Entretanto, em alguns casos como o acima citado, reparos úteis ou necessários podem se converter em voluptuários quando a reforma que se pretende realizar se dê com material luxuoso ou de qualidade muito superior, mesmo que aumentem o valor do imóvel e o torne mais agradável do que outrora.
Daí surgiriam controvérsias sobre o quórum necessário para a aprovação da obra e eventuais discussões sobre responsabilidade dos condôminos para o adimplemento da obra.

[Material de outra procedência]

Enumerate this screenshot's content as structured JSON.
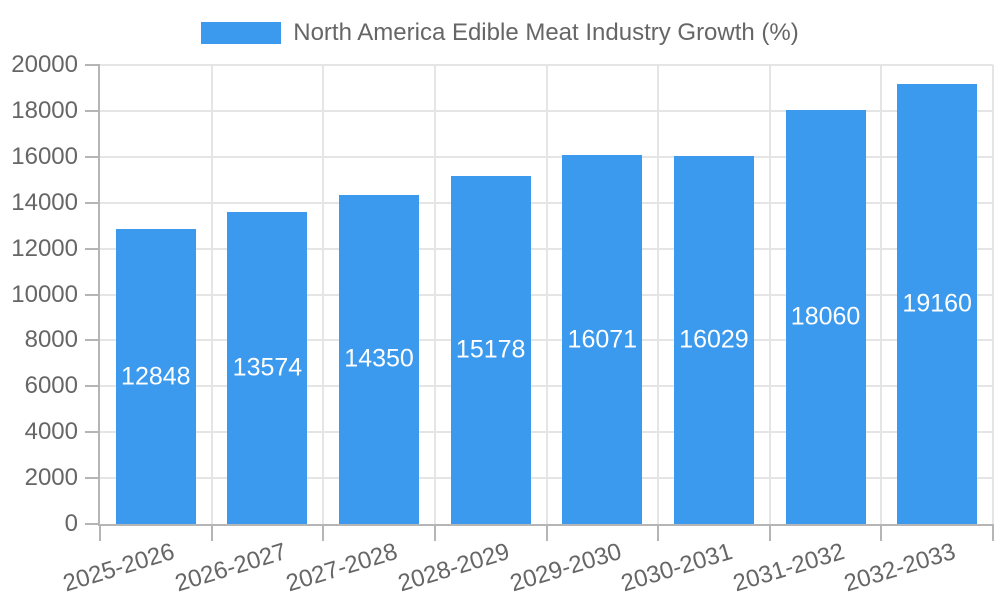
{
  "chart_data": {
    "type": "bar",
    "title": "North America Edible Meat Industry Growth (%)",
    "categories": [
      "2025-2026",
      "2026-2027",
      "2027-2028",
      "2028-2029",
      "2029-2030",
      "2030-2031",
      "2031-2032",
      "2032-2033"
    ],
    "values": [
      12848,
      13574,
      14350,
      15178,
      16071,
      16029,
      18060,
      19160
    ],
    "ylim": [
      0,
      20000
    ],
    "ytick_step": 2000,
    "yticks": [
      0,
      2000,
      4000,
      6000,
      8000,
      10000,
      12000,
      14000,
      16000,
      18000,
      20000
    ],
    "grid": true,
    "legend_position": "top",
    "bar_color": "#3B9AEE",
    "bar_label_color": "#FFFFFF",
    "axis_color": "#B5B5B5",
    "grid_color": "#E5E5E5",
    "text_color": "#666666"
  }
}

É, nesse sentido, que sempre recomendamos aos síndicos a observância das convenções condominiais e das normas relacionadas às obras antes de sua realização. Em alguns casos que fomos contratados por síndicos para assessoria jurídica preventiva e para o acompanhamento das questões jurídicas relacionadas aos contratos relacionados às reformas, sempre recomendamos a consulta em assembleia para formação de quórum, independente da classificação prévia que fazemos das benfeitorias a serem realizadas.

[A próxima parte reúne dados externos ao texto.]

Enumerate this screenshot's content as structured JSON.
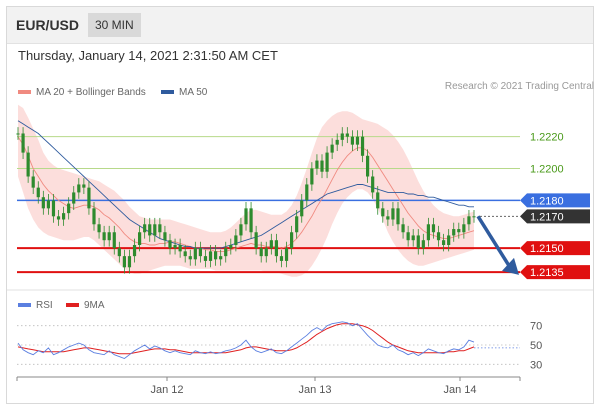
{
  "header": {
    "symbol": "EUR/USD",
    "timeframe": "30 MIN"
  },
  "datetime": "Thursday, January 14, 2021 2:31:50 AM CET",
  "legend": {
    "bollinger": {
      "label": "MA 20 + Bollinger Bands",
      "color": "#f08a80"
    },
    "ma50": {
      "label": "MA 50",
      "color": "#2f5b9e"
    },
    "rsi": {
      "label": "RSI",
      "color": "#5b7fe0"
    },
    "rsi_ma": {
      "label": "9MA",
      "color": "#e02020"
    }
  },
  "copyright": "Research © 2021 Trading Central",
  "colors": {
    "candle": "#2e8b2e",
    "band": "#fbd3d0",
    "resistance": "#b7d98a",
    "pivot": "#3a6fe0",
    "support": "#e01010",
    "arrow": "#2f5b9e",
    "last_price": "#333333"
  },
  "chart_data": [
    {
      "type": "candlestick",
      "title": "",
      "x_ticks": [
        "Jan 12",
        "Jan 13",
        "Jan 14"
      ],
      "ylim": [
        1.2125,
        1.2238
      ],
      "price_levels": [
        {
          "value": "1.2220",
          "kind": "resistance"
        },
        {
          "value": "1.2200",
          "kind": "resistance"
        },
        {
          "value": "1.2180",
          "kind": "pivot"
        },
        {
          "value": "1.2170",
          "kind": "last"
        },
        {
          "value": "1.2150",
          "kind": "support"
        },
        {
          "value": "1.2135",
          "kind": "support"
        }
      ],
      "close": [
        1.2222,
        1.221,
        1.2195,
        1.2188,
        1.2182,
        1.2175,
        1.218,
        1.217,
        1.2168,
        1.2172,
        1.2178,
        1.2185,
        1.219,
        1.2188,
        1.2175,
        1.2165,
        1.216,
        1.2155,
        1.216,
        1.215,
        1.2145,
        1.2138,
        1.2145,
        1.2152,
        1.216,
        1.2165,
        1.2158,
        1.2165,
        1.216,
        1.2155,
        1.215,
        1.2152,
        1.2148,
        1.2145,
        1.2143,
        1.215,
        1.2145,
        1.2142,
        1.2148,
        1.2143,
        1.2145,
        1.215,
        1.2152,
        1.2158,
        1.2165,
        1.2175,
        1.216,
        1.215,
        1.2145,
        1.215,
        1.2155,
        1.2145,
        1.2142,
        1.215,
        1.216,
        1.217,
        1.218,
        1.219,
        1.22,
        1.2205,
        1.2198,
        1.221,
        1.2215,
        1.2218,
        1.2222,
        1.222,
        1.2215,
        1.222,
        1.2208,
        1.2195,
        1.2185,
        1.2175,
        1.217,
        1.2168,
        1.2175,
        1.2165,
        1.216,
        1.2155,
        1.2158,
        1.215,
        1.2155,
        1.2165,
        1.216,
        1.2155,
        1.2152,
        1.2158,
        1.2162,
        1.216,
        1.2165,
        1.217,
        1.217
      ],
      "ma20": [
        1.222,
        1.2215,
        1.2208,
        1.22,
        1.2195,
        1.219,
        1.2186,
        1.2183,
        1.218,
        1.2178,
        1.2176,
        1.2175,
        1.2176,
        1.2177,
        1.2177,
        1.2176,
        1.2174,
        1.2171,
        1.2169,
        1.2166,
        1.2163,
        1.2159,
        1.2156,
        1.2154,
        1.2153,
        1.2153,
        1.2152,
        1.2152,
        1.2153,
        1.2153,
        1.2154,
        1.2154,
        1.2153,
        1.2152,
        1.2151,
        1.215,
        1.215,
        1.2149,
        1.2149,
        1.2148,
        1.2148,
        1.2148,
        1.2149,
        1.215,
        1.2151,
        1.2152,
        1.2153,
        1.2152,
        1.2152,
        1.2151,
        1.2151,
        1.2151,
        1.215,
        1.2151,
        1.2153,
        1.2156,
        1.216,
        1.2165,
        1.217,
        1.2176,
        1.2181,
        1.2187,
        1.2193,
        1.2199,
        1.2204,
        1.2208,
        1.2211,
        1.2213,
        1.2213,
        1.2211,
        1.2207,
        1.2202,
        1.2197,
        1.2192,
        1.2187,
        1.2182,
        1.2177,
        1.2172,
        1.2168,
        1.2164,
        1.2161,
        1.2159,
        1.2158,
        1.2157,
        1.2156,
        1.2156,
        1.2157,
        1.2158,
        1.2159,
        1.216,
        1.2161
      ],
      "ma50": [
        1.223,
        1.2228,
        1.2226,
        1.2224,
        1.2222,
        1.2219,
        1.2216,
        1.2213,
        1.221,
        1.2207,
        1.2204,
        1.2201,
        1.2198,
        1.2195,
        1.2192,
        1.2189,
        1.2186,
        1.2183,
        1.218,
        1.2177,
        1.2174,
        1.2171,
        1.2168,
        1.2166,
        1.2164,
        1.2162,
        1.216,
        1.2158,
        1.2156,
        1.2155,
        1.2154,
        1.2153,
        1.2152,
        1.2151,
        1.2151,
        1.215,
        1.215,
        1.215,
        1.215,
        1.215,
        1.215,
        1.2151,
        1.2152,
        1.2153,
        1.2154,
        1.2155,
        1.2156,
        1.2157,
        1.2158,
        1.216,
        1.2162,
        1.2164,
        1.2166,
        1.2168,
        1.217,
        1.2172,
        1.2174,
        1.2176,
        1.2178,
        1.218,
        1.2182,
        1.2184,
        1.2185,
        1.2186,
        1.2187,
        1.2188,
        1.2189,
        1.219,
        1.219,
        1.2189,
        1.2188,
        1.2187,
        1.2186,
        1.2185,
        1.2185,
        1.2185,
        1.2185,
        1.2184,
        1.2184,
        1.2183,
        1.2183,
        1.2182,
        1.2182,
        1.2181,
        1.218,
        1.2179,
        1.2178,
        1.2177,
        1.2177,
        1.2176,
        1.2176
      ],
      "bb_upper": [
        1.224,
        1.2238,
        1.2232,
        1.2225,
        1.2218,
        1.221,
        1.2205,
        1.2202,
        1.22,
        1.2199,
        1.2198,
        1.2197,
        1.2196,
        1.2195,
        1.2194,
        1.2193,
        1.2192,
        1.219,
        1.2188,
        1.2186,
        1.2183,
        1.218,
        1.2176,
        1.2173,
        1.217,
        1.2169,
        1.2168,
        1.2168,
        1.2168,
        1.2168,
        1.2168,
        1.2167,
        1.2166,
        1.2165,
        1.2164,
        1.2163,
        1.2162,
        1.2161,
        1.216,
        1.216,
        1.216,
        1.2161,
        1.2163,
        1.2166,
        1.2169,
        1.2172,
        1.2174,
        1.2174,
        1.2173,
        1.2172,
        1.2171,
        1.2171,
        1.2171,
        1.2173,
        1.2177,
        1.2183,
        1.2191,
        1.22,
        1.221,
        1.2219,
        1.2226,
        1.223,
        1.2233,
        1.2235,
        1.2236,
        1.2236,
        1.2235,
        1.2233,
        1.2231,
        1.223,
        1.2229,
        1.2228,
        1.2226,
        1.2224,
        1.2221,
        1.2217,
        1.2212,
        1.2206,
        1.2199,
        1.2192,
        1.2186,
        1.2181,
        1.2177,
        1.2174,
        1.2172,
        1.2171,
        1.217,
        1.217,
        1.2171,
        1.2172,
        1.2173
      ],
      "bb_lower": [
        1.2195,
        1.2185,
        1.2175,
        1.2168,
        1.2163,
        1.216,
        1.2158,
        1.2157,
        1.2156,
        1.2155,
        1.2155,
        1.2155,
        1.2156,
        1.2157,
        1.2157,
        1.2155,
        1.2152,
        1.2149,
        1.2146,
        1.2143,
        1.214,
        1.2137,
        1.2135,
        1.2134,
        1.2134,
        1.2135,
        1.2136,
        1.2137,
        1.2138,
        1.2139,
        1.2139,
        1.2139,
        1.2139,
        1.2138,
        1.2137,
        1.2137,
        1.2137,
        1.2137,
        1.2137,
        1.2136,
        1.2136,
        1.2136,
        1.2136,
        1.2136,
        1.2136,
        1.2136,
        1.2136,
        1.2136,
        1.2136,
        1.2135,
        1.2135,
        1.2135,
        1.2134,
        1.2133,
        1.2132,
        1.2132,
        1.2133,
        1.2135,
        1.2139,
        1.2144,
        1.215,
        1.2157,
        1.2165,
        1.2172,
        1.2178,
        1.2182,
        1.2185,
        1.2187,
        1.2187,
        1.2185,
        1.2181,
        1.2175,
        1.2168,
        1.216,
        1.2154,
        1.2149,
        1.2145,
        1.2142,
        1.214,
        1.2139,
        1.2139,
        1.214,
        1.2141,
        1.2142,
        1.2143,
        1.2144,
        1.2145,
        1.2146,
        1.2147,
        1.2148,
        1.2149
      ]
    },
    {
      "type": "line",
      "title": "",
      "y_ticks": [
        "70",
        "50",
        "30"
      ],
      "ylim": [
        20,
        80
      ],
      "rsi": [
        52,
        45,
        42,
        40,
        44,
        42,
        47,
        40,
        42,
        45,
        48,
        50,
        52,
        50,
        45,
        42,
        41,
        40,
        44,
        40,
        38,
        36,
        40,
        44,
        47,
        50,
        46,
        49,
        47,
        44,
        42,
        44,
        42,
        41,
        40,
        44,
        42,
        41,
        43,
        41,
        42,
        44,
        45,
        47,
        50,
        55,
        48,
        44,
        42,
        44,
        46,
        42,
        41,
        44,
        48,
        52,
        56,
        60,
        65,
        68,
        65,
        70,
        72,
        73,
        74,
        73,
        70,
        72,
        66,
        60,
        55,
        50,
        48,
        47,
        50,
        45,
        43,
        40,
        42,
        39,
        42,
        46,
        44,
        42,
        41,
        44,
        46,
        45,
        48,
        55,
        53
      ],
      "rsi_ma": [
        48,
        47,
        46,
        45,
        44,
        43,
        43,
        43,
        43,
        43,
        44,
        45,
        46,
        47,
        47,
        46,
        45,
        44,
        43,
        42,
        41,
        41,
        41,
        42,
        43,
        44,
        45,
        46,
        46,
        46,
        45,
        45,
        44,
        43,
        42,
        42,
        42,
        42,
        42,
        42,
        42,
        42,
        43,
        44,
        45,
        47,
        48,
        48,
        47,
        46,
        45,
        44,
        44,
        44,
        45,
        47,
        50,
        53,
        57,
        61,
        64,
        67,
        69,
        71,
        72,
        72,
        72,
        71,
        70,
        68,
        65,
        61,
        57,
        53,
        50,
        48,
        46,
        44,
        43,
        42,
        42,
        42,
        42,
        42,
        42,
        43,
        43,
        44,
        44,
        46,
        48
      ]
    }
  ]
}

Nesse sentido, observem-se o julgado abaixo, do Tribunal de Justiça de São Paulo sobre a classificação das obras e o quórum necessário para aquelas:
Tribunal de Justiça de São Paulo. Agravo de Instrumento. 0254275-95.2012.8.26.0000 – Relator: Carlos Henrique Miguel Trevisan – Comarca: São Paulo – Órgão julgador: 4ª Câmara de Direito Privado – Data do julgamento: 17/01/2013 – Data de registro: 18/01/2013 – Outros números: 2542759520128260000 – Condomínio. Ação de anulação de assembleia. Vícios de forma e conteúdo. Deliberações em afronta à convenção e ao ordenamento jurídico Questionamentos em relação ao quórum mínimo de votação. Decisão de primeiro grau que indefere pedido de tutela antecipada voltado a anular a assembleia. Agravo interposto pelo autor. Despesas a envolver, na maior parte, obras úteis, de caráter voluptuário e em áreas comuns. Quórum mínimo de votação desrespeitado. Inteligência do artigo 1.341, incisos I e II, e do artigo 1.342, ambos do Código Civil. Parcial presença dos requisitos legais da relevância das razões do recurso e do perigo de dano de difícil reparação. Situação de fato que enseja a concessão parcial da tutela antecipada. Agravo provido em parte.

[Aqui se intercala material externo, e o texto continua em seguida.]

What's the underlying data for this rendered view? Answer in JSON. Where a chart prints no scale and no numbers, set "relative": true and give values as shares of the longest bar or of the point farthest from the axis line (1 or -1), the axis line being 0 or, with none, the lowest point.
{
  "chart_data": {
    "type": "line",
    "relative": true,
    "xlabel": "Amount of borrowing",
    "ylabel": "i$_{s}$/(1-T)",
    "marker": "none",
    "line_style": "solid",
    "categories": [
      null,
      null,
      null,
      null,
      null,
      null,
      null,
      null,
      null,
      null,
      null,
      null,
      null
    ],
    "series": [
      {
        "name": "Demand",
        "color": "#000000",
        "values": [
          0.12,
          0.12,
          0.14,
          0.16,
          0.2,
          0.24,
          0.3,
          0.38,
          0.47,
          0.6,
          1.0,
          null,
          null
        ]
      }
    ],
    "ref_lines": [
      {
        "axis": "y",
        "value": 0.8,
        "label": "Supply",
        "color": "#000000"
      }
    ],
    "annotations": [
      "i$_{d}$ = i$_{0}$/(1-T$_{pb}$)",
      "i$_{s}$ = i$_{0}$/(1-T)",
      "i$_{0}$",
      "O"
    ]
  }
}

O Sindico pode, inclusive, contar com a assessoria jurídica durante a assembleia para explicar as implicações normativas relacionadas aos danos, a responsabilidade de cada um, os riscos, a necessidade ou não de Alvará da Prefeitura para realização da obra, as normas de segurança, a necessidade ou não de projeto e ART ( Assinatura de Responsabilidade Técnica), a liquidez das empresas candidatas à execução da obra ( isso é muito importante para a questão da garantia na execução dos serviços) e, principalmente, sobre a necessidade ou não de contratação de seguro para obra.
É sempre importante estar atento às questões legais e normativas pré e pós contratuais. Já verificamos casos de grandes prejuízos diante da informalidade de procedimentos e das tentativas de economias que, ao final, geraram grandes “dores de cabeça”. Por isso, insistimos que antes de realizar uma obra, procure um advogado especialista nesta matéria, que seja da sua confiança, para que um parecer prévio possa, ao menos lhe gerar a segurança jurídica necessária para avançar nas etapas necessárias.